“You’ve embarrassed this family enough,” Anthony said. “Explain yourself.”
So she did.
She did not rush. She did not plead. She spoke the way Dominic had taught her without explicitly teaching anything: in clean lines, with evidence, giving men like these no sentimental clutter to dismiss. She described the bridal suite, the overheard conversation, Vincent’s timetable, the planted evidence, the expectation that Anthony would go to war on reflex. She slid the folder across the table. Her father opened it. Vincent laughed once, light and contemptuous.

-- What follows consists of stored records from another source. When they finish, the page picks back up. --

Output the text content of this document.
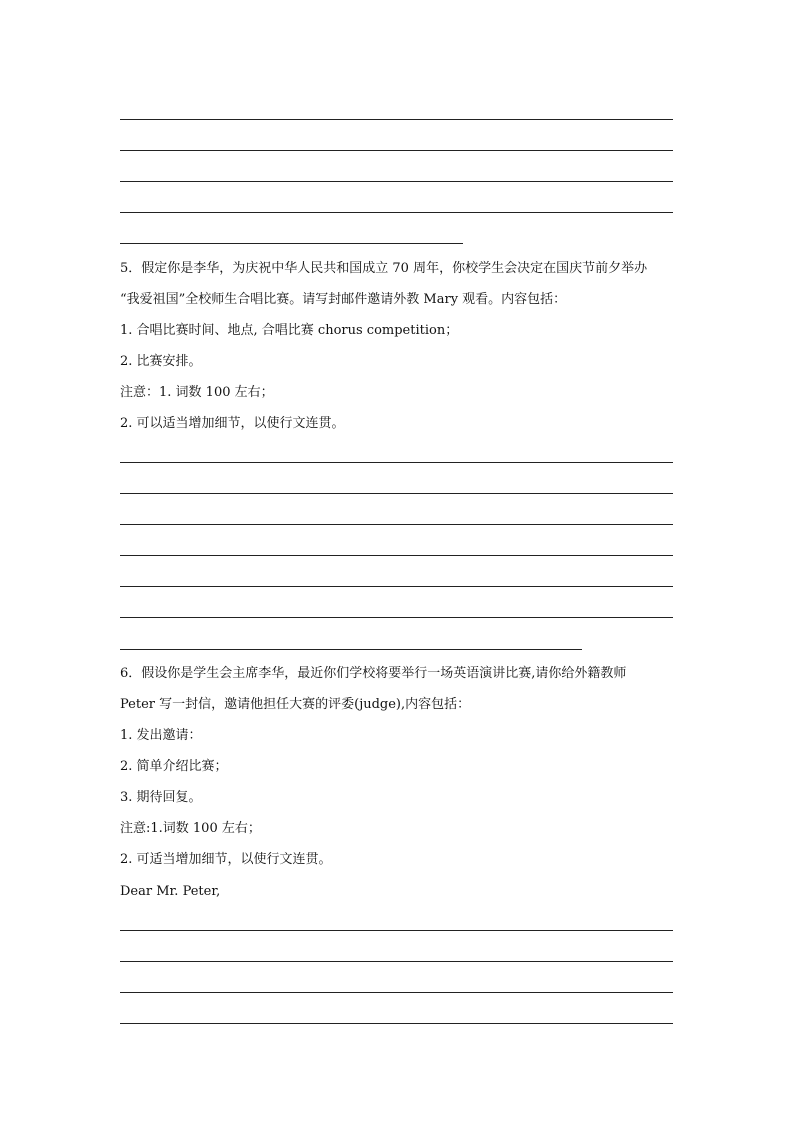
5．假定你是李华，为庆祝中华人民共和国成立 70 周年，你校学生会决定在国庆节前夕举办
“我爱祖国”全校师生合唱比赛。请写封邮件邀请外教 Mary 观看。内容包括：
1. 合唱比赛时间、地点, 合唱比赛 chorus competition；
2. 比赛安排。
注意：1. 词数 100 左右；
2. 可以适当增加细节，以使行文连贯。
6．假设你是学生会主席李华，最近你们学校将要举行一场英语演讲比赛,请你给外籍教师
Peter 写一封信，邀请他担任大赛的评委(judge),内容包括：
1. 发出邀请：
2. 简单介绍比赛；
3. 期待回复。
注意:1.词数 100 左右；
2. 可适当增加细节，以使行文连贯。
Dear Mr. Peter,
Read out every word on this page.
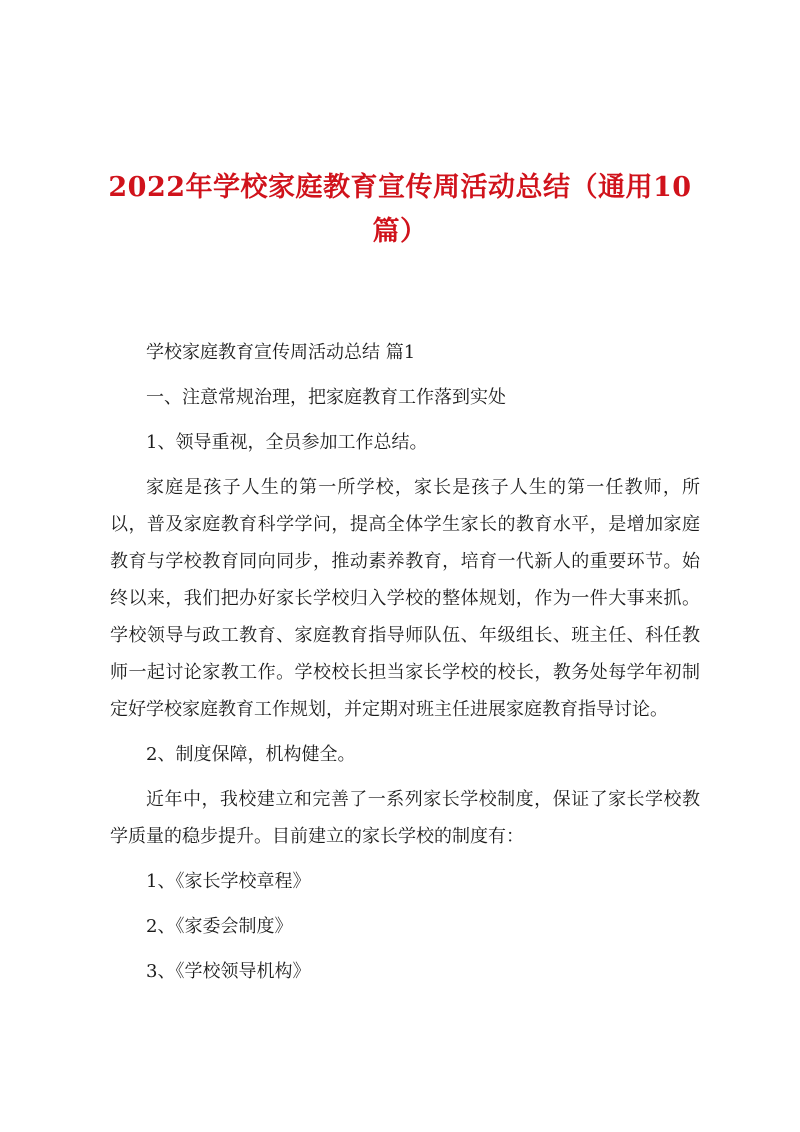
2022年学校家庭教育宣传周活动总结（通用10篇）

学校家庭教育宣传周活动总结 篇1

一、注意常规治理，把家庭教育工作落到实处

1、领导重视，全员参加工作总结。

家庭是孩子人生的第一所学校，家长是孩子人生的第一任教师，所以，普及家庭教育科学学问，提高全体学生家长的教育水平，是增加家庭教育与学校教育同向同步，推动素养教育，培育一代新人的重要环节。始终以来，我们把办好家长学校归入学校的整体规划，作为一件大事来抓。学校领导与政工教育、家庭教育指导师队伍、年级组长、班主任、科任教师一起讨论家教工作。学校校长担当家长学校的校长，教务处每学年初制定好学校家庭教育工作规划，并定期对班主任进展家庭教育指导讨论。

2、制度保障，机构健全。

近年中，我校建立和完善了一系列家长学校制度，保证了家长学校教学质量的稳步提升。目前建立的家长学校的制度有：

1、《家长学校章程》

2、《家委会制度》

3、《学校领导机构》
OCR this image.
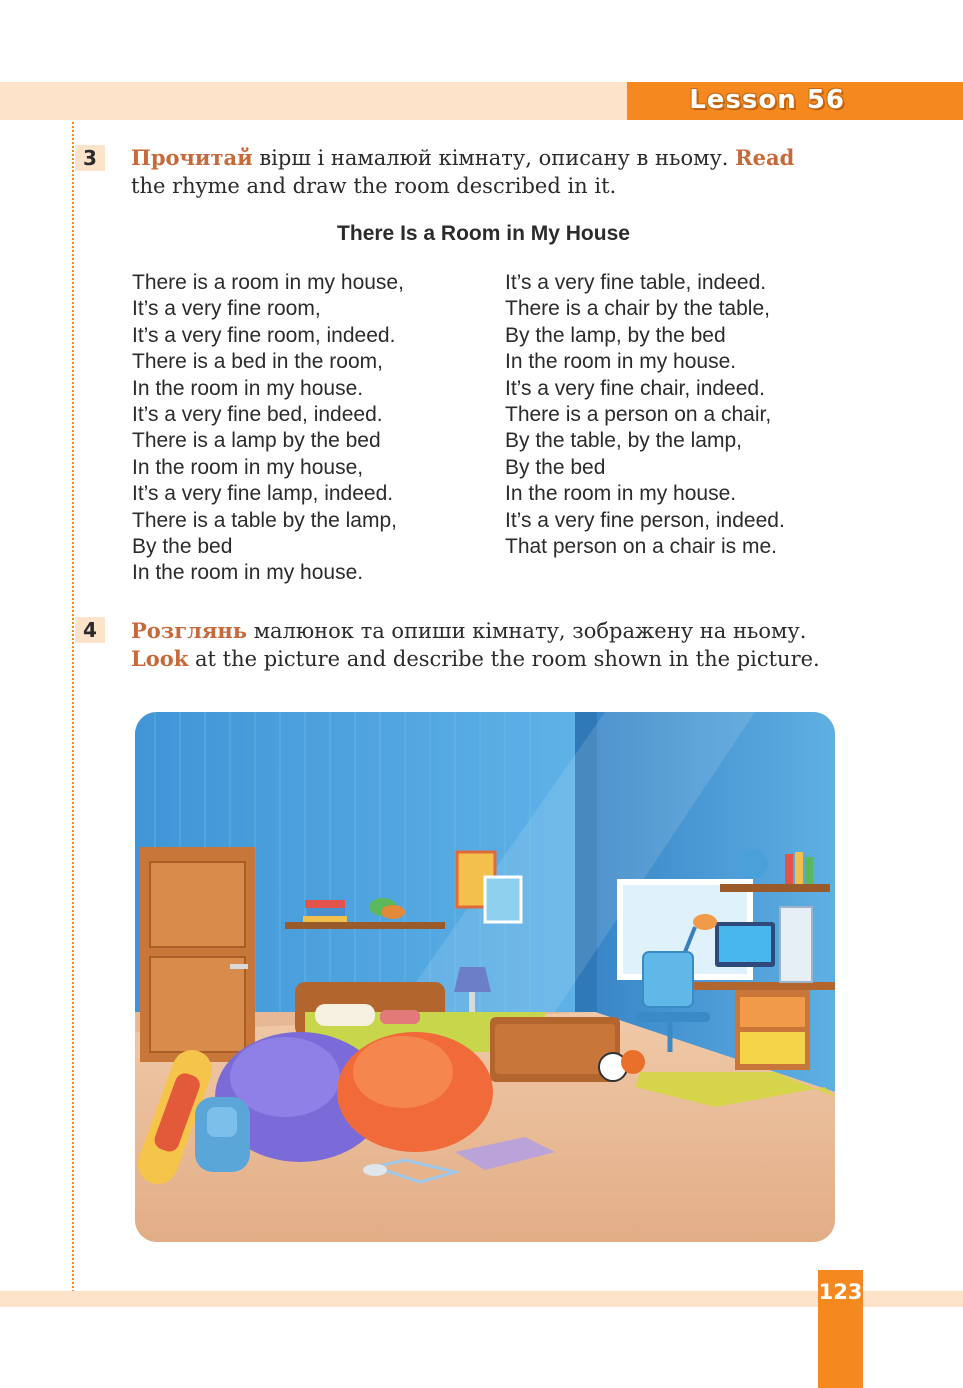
Lesson 56
3	Прочитай вірш і намалюй кімнату, описану в ньому. Read
the rhyme and draw the room described in it.
There Is a Room in My House
There is a room in my house,
It’s a very fine room,
It’s a very fine room, indeed.
There is a bed in the room,
In the room in my house.
It’s a very fine bed, indeed.
There is a lamp by the bed
In the room in my house,
It’s a very fine lamp, indeed.
There is a table by the lamp,
By the bed
In the room in my house.
It’s a very fine table, indeed.
There is a chair by the table,
By the lamp, by the bed
In the room in my house.
It’s a very fine chair, indeed.
There is a person on a chair,
By the table, by the lamp,
By the bed
In the room in my house.
It’s a very fine person, indeed.
That person on a chair is me.
4	Розглянь малюнок та опиши кімнату, зображену на ньому.
Look at the picture and describe the room shown in the picture.
123
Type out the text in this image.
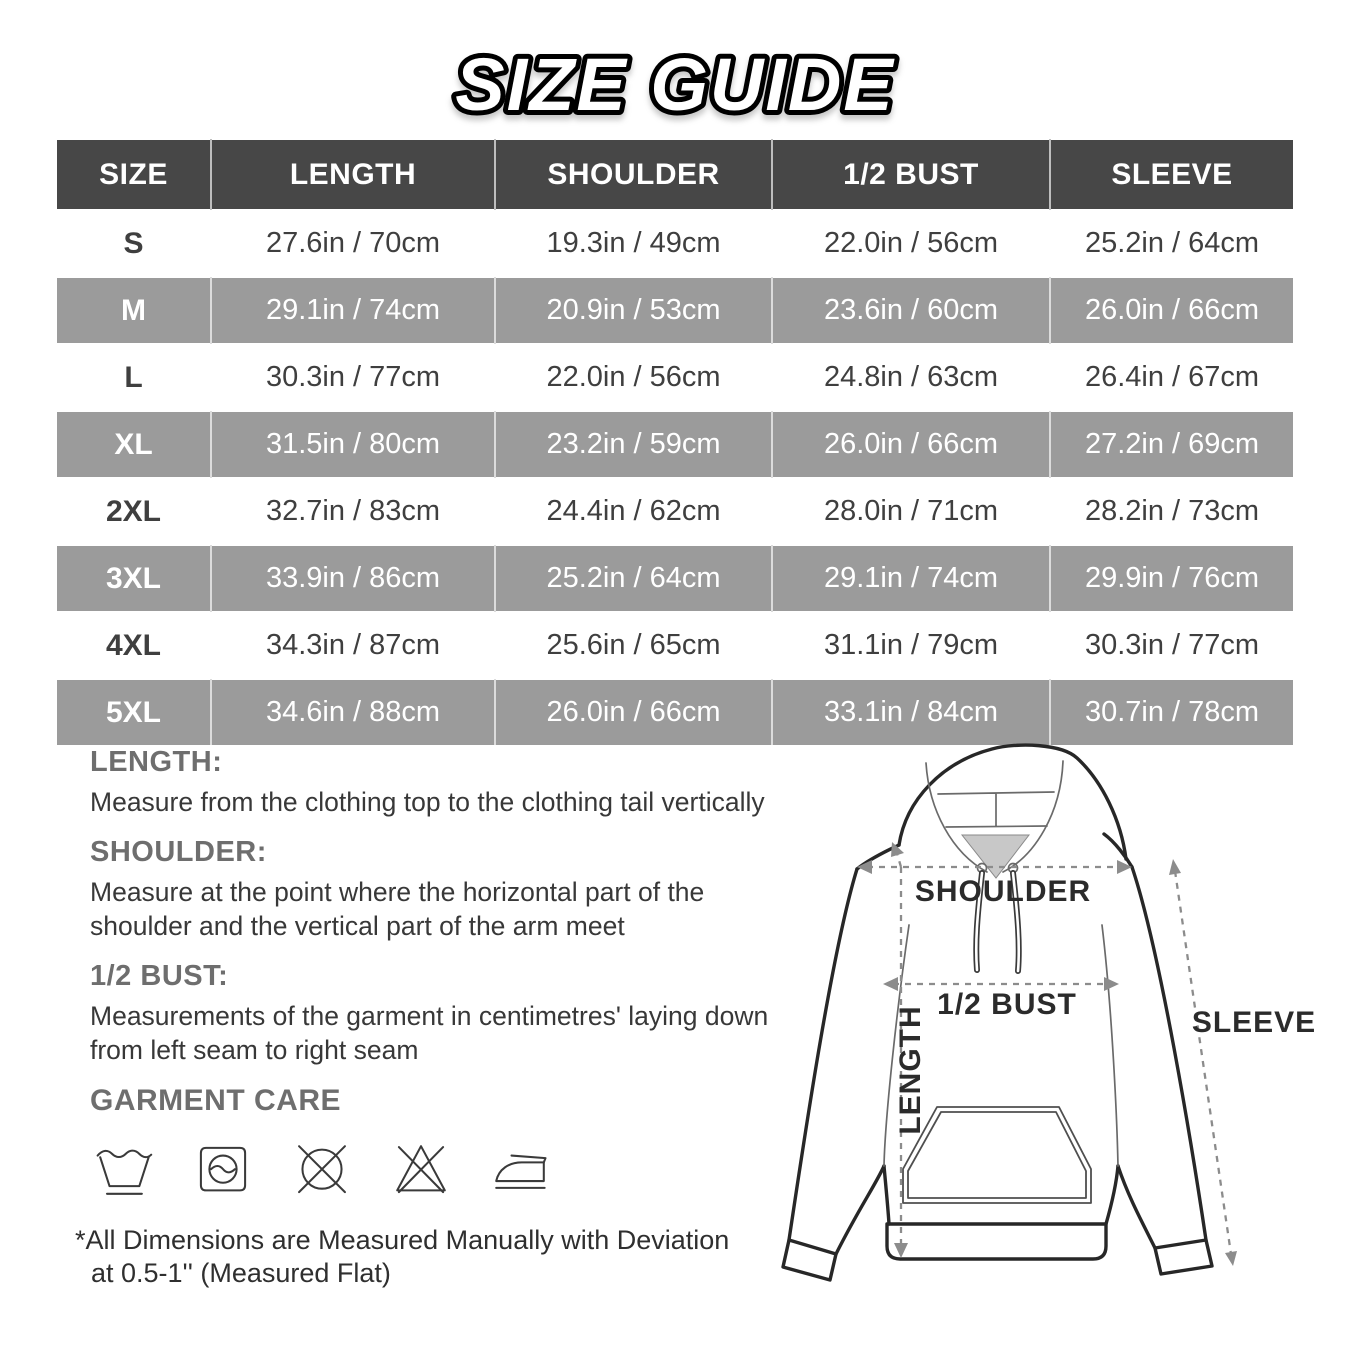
SIZE GUIDE
SIZE	LENGTH	SHOULDER	1/2 BUST	SLEEVE
S	27.6in / 70cm	19.3in / 49cm	22.0in / 56cm	25.2in / 64cm
M	29.1in / 74cm	20.9in / 53cm	23.6in / 60cm	26.0in / 66cm
L	30.3in / 77cm	22.0in / 56cm	24.8in / 63cm	26.4in / 67cm
XL	31.5in / 80cm	23.2in / 59cm	26.0in / 66cm	27.2in / 69cm
2XL	32.7in / 83cm	24.4in / 62cm	28.0in / 71cm	28.2in / 73cm
3XL	33.9in / 86cm	25.2in / 64cm	29.1in / 74cm	29.9in / 76cm
4XL	34.3in / 87cm	25.6in / 65cm	31.1in / 79cm	30.3in / 77cm
5XL	34.6in / 88cm	26.0in / 66cm	33.1in / 84cm	30.7in / 78cm
LENGTH:
Measure from the clothing top to the clothing tail vertically
SHOULDER:
Measure at the point where the horizontal part of the shoulder and the vertical part of the arm meet
1/2 BUST:
Measurements of the garment in centimetres' laying down from left seam to right seam
GARMENT CARE
*All Dimensions are Measured Manually with Deviation
at 0.5-1'' (Measured Flat)
SHOULDER
1/2 BUST
LENGTH	SLEEVE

“This is absurd,” he said. “She disappeared into Vale’s custody and now repeats his script.”
Emilia turned to look at him. “You should have chosen stairs,” she said. “Brake failure was too common. You always overuse familiar tricks when you’re nervous.”
The laughter died in his throat.
Her father noticed.
Anthony read the documents in silence, one page after another. Vincent tried again, more forcefully, calling it fabrication, calling Dominic predictable, calling Emilia unstable under pressure. But every denial only made him sound less wounded and more cornered. Anthony did not interrupt. He simply kept reading, while the old dock lights outside smeared gold over the water.
Finally he closed the folder.
“Where did you get this?” he asked.
“From Dominic Vale.”
“And you trusted him.”
“I trusted that he had more reason to stop a war than start one. I also trusted that he listened when I spoke.”
That last line landed harder than she meant it to. For a second, something unreadable moved across her father’s face. Guilt, perhaps. Or merely offense that the truth had arrived with an audience.
Anthony turned to Vincent. “Stand up.”
Vincent blinked. “Anthony, be reasonable.”
“Stand up.”
Vincent rose slowly.
Anthony nodded toward the far end of the dining room. Two of his men entered dragging another man between them. Nathan Voss. His lip was split, one eye swelling shut, expensive suit stained at the collar. He could still walk, barely.
“We found Mr. Voss fifteen minutes ago,” Anthony said. “He was anxious to talk once he understood the alternatives.”
Vincent went white.
Nathan lifted his head with the woozy misery of a man who had sold his future for money and discovered too late that every side planned to kill him eventually.
Anthony’s gaze remained on Vincent. “He confirmed the payments. The planted trail. The plan to kill my daughter and use her body as a match tossed into dry timber.”
The room seemed to narrow.
Vincent tried one last time. “You’re taking the word of traitors and a hysterical bride over mine?”
Anthony stood.
“No,” he said. “I’m taking the word of a daughter I should have listened to before she had to seek shelter with my enemy.”
That hurt more than Emilia expected, because there it was at last, almost an apology, and still wrapped inside pride so tightly it might suffocate before reaching open air.
Anthony nodded once to his men.
They seized Vincent immediately. He shouted then, mask shattered, all the polish gone. He called Emilia an ungrateful fool. He called Anthony senile. He called Dominic a vulture waiting outside for scraps. But underneath the rage was terror, bright and ugly and absolutely earned.
As Vincent was dragged toward the rear exit, he twisted once to look at Emilia.
“You think you’ve won?” he spat. “You’re still just another—”
One of Anthony’s men hit him hard enough to silence the rest.
Then he was gone.
The noise in the restaurant returned by degrees. Dishes. Low jazz. A server trying heroically not to stare. The ordinary world resuming around extraordinary violence as if civilization were nothing but a curtain people kept rehanging.
Anthony looked at Emilia for a long time.
“You did well,” he said.
She had wanted those words for so many years that hearing them now felt like receiving flowers after a funeral. Beautiful. Too late. Already partly useless.